More recently the trend toward algorithmically tailored music is also a trend toward more personalized, individual music experiences. Perhaps this is somewhat due to the impact that headphones have had on the personalization and individualization of music listening, but digital music recommendation services have furthered this into the software and music marketing industry, rather than the hardware industry of headphones and walkmen that existed and evolved in the past few decades. The algorithms and “music genomes” that define the music we listen to today are at risk of eliminating the “imagined communities” that Douglas associates with radio listening:
“Do taste topiaries run the risk of sealing listeners into self-flattering cocoons?
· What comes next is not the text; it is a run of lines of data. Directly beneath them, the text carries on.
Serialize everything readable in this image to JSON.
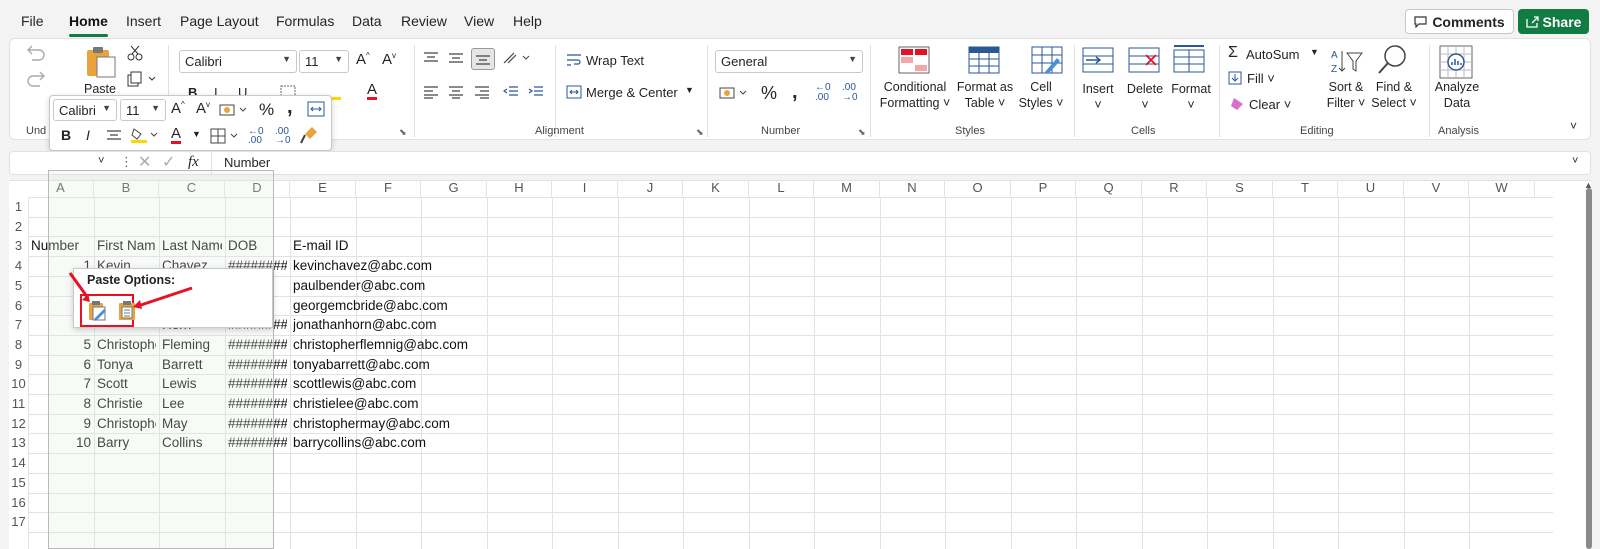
{
  "menu": {
    "items": [
      "File",
      "Home",
      "Insert",
      "Page Layout",
      "Formulas",
      "Data",
      "Review",
      "View",
      "Help"
    ],
    "active": "Home",
    "comments": "Comments",
    "share": "Share"
  },
  "ribbon": {
    "clipboard": {
      "paste": "Paste",
      "label": "Und"
    },
    "font": {
      "name": "Calibri",
      "size": "11"
    },
    "alignment": {
      "wrap": "Wrap Text",
      "merge": "Merge & Center",
      "label": "Alignment"
    },
    "number": {
      "format": "General",
      "label": "Number"
    },
    "styles": {
      "cond1": "Conditional",
      "cond2": "Formatting",
      "fmt1": "Format as",
      "fmt2": "Table",
      "cell1": "Cell",
      "cell2": "Styles",
      "label": "Styles"
    },
    "cells": {
      "insert": "Insert",
      "delete": "Delete",
      "format": "Format",
      "label": "Cells"
    },
    "editing": {
      "autosum": "AutoSum",
      "fill": "Fill",
      "clear": "Clear",
      "sort1": "Sort &",
      "sort2": "Filter",
      "find1": "Find &",
      "find2": "Select",
      "label": "Editing"
    },
    "analysis": {
      "a1": "Analyze",
      "a2": "Data",
      "label": "Analysis"
    }
  },
  "formula": {
    "content": "Number",
    "fx": "fx"
  },
  "mini_toolbar": {
    "font": "Calibri",
    "size": "11"
  },
  "paste_options": {
    "title": "Paste Options:"
  },
  "columns": [
    "A",
    "B",
    "C",
    "D",
    "E",
    "F",
    "G",
    "H",
    "I",
    "J",
    "K",
    "L",
    "M",
    "N",
    "O",
    "P",
    "Q",
    "R",
    "S",
    "T",
    "U",
    "V",
    "W"
  ],
  "rows": [
    "1",
    "2",
    "3",
    "4",
    "5",
    "6",
    "7",
    "8",
    "9",
    "10",
    "11",
    "12",
    "13",
    "14",
    "15",
    "16",
    "17"
  ],
  "sheet": {
    "headers": [
      "Number",
      "First Name",
      "Last Name",
      "DOB",
      "E-mail ID"
    ],
    "visible_partial_row4": {
      "first": "Kevin",
      "last": "Chavez"
    },
    "partial_row7_last": "Horn",
    "data": [
      {
        "num": "1",
        "first": "",
        "last": "",
        "dob": "########",
        "email": "kevinchavez@abc.com"
      },
      {
        "num": "",
        "first": "",
        "last": "",
        "dob": "#",
        "email": "paulbender@abc.com"
      },
      {
        "num": "",
        "first": "",
        "last": "",
        "dob": "#",
        "email": "georgemcbride@abc.com"
      },
      {
        "num": "",
        "first": "",
        "last": "Horn",
        "dob": "########",
        "email": "jonathanhorn@abc.com"
      },
      {
        "num": "5",
        "first": "Christophe",
        "last": "Fleming",
        "dob": "########",
        "email": "christopherflemnig@abc.com"
      },
      {
        "num": "6",
        "first": "Tonya",
        "last": "Barrett",
        "dob": "########",
        "email": "tonyabarrett@abc.com"
      },
      {
        "num": "7",
        "first": "Scott",
        "last": "Lewis",
        "dob": "########",
        "email": "scottlewis@abc.com"
      },
      {
        "num": "8",
        "first": "Christie",
        "last": "Lee",
        "dob": "########",
        "email": "christielee@abc.com"
      },
      {
        "num": "9",
        "first": "Christophe",
        "last": "May",
        "dob": "########",
        "email": "christophermay@abc.com"
      },
      {
        "num": "10",
        "first": "Barry",
        "last": "Collins",
        "dob": "########",
        "email": "barrycollins@abc.com"
      }
    ]
  },
  "colors": {
    "accent": "#107c41",
    "annotation": "#e81123"
  }
}
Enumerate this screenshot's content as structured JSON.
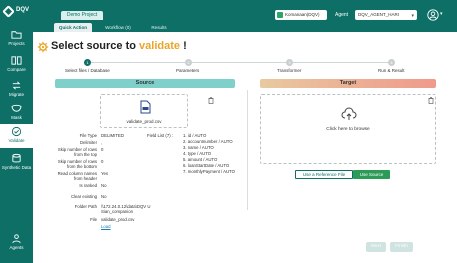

Is the tendency toward diversity—determined on internet radio stations by a knob that slides between familiarity and “adventurousness”— mitigated by the safety of algorithmically-determined similarity? Is this something to fear, or just the big data version of niche marketing tactics that took hold on radio decades earlier? Does internet radio create a virtually cloistered local scene for the age of infinite “curation”? A Top 40 Möbius strip to each individual?”
However, the essay doesn’t follow this much further. Spotify and SoundCloud both have social integrations into their experiences, with Spotify having a heavy Facebook-infused social sharing and following element. Soundcloud has been fleshing out their social venues, but allows interaction across a common stream of music posted or reposted by those you follow. There is a real risk, however, that these digital music services are creating a filter bubble in the music industry. It’s less common that you could pull up next to someone at a stoplight and both be listening to the same song in your car. However, maybe that just means that we’re both listening to music that we really, truly enjoy, instead of what is being filtered through the radio. The music industry has changed so much over the past century that I’m not going to attempt to predict what will happen or what could come next.
Whatever happens, I’ll be listening.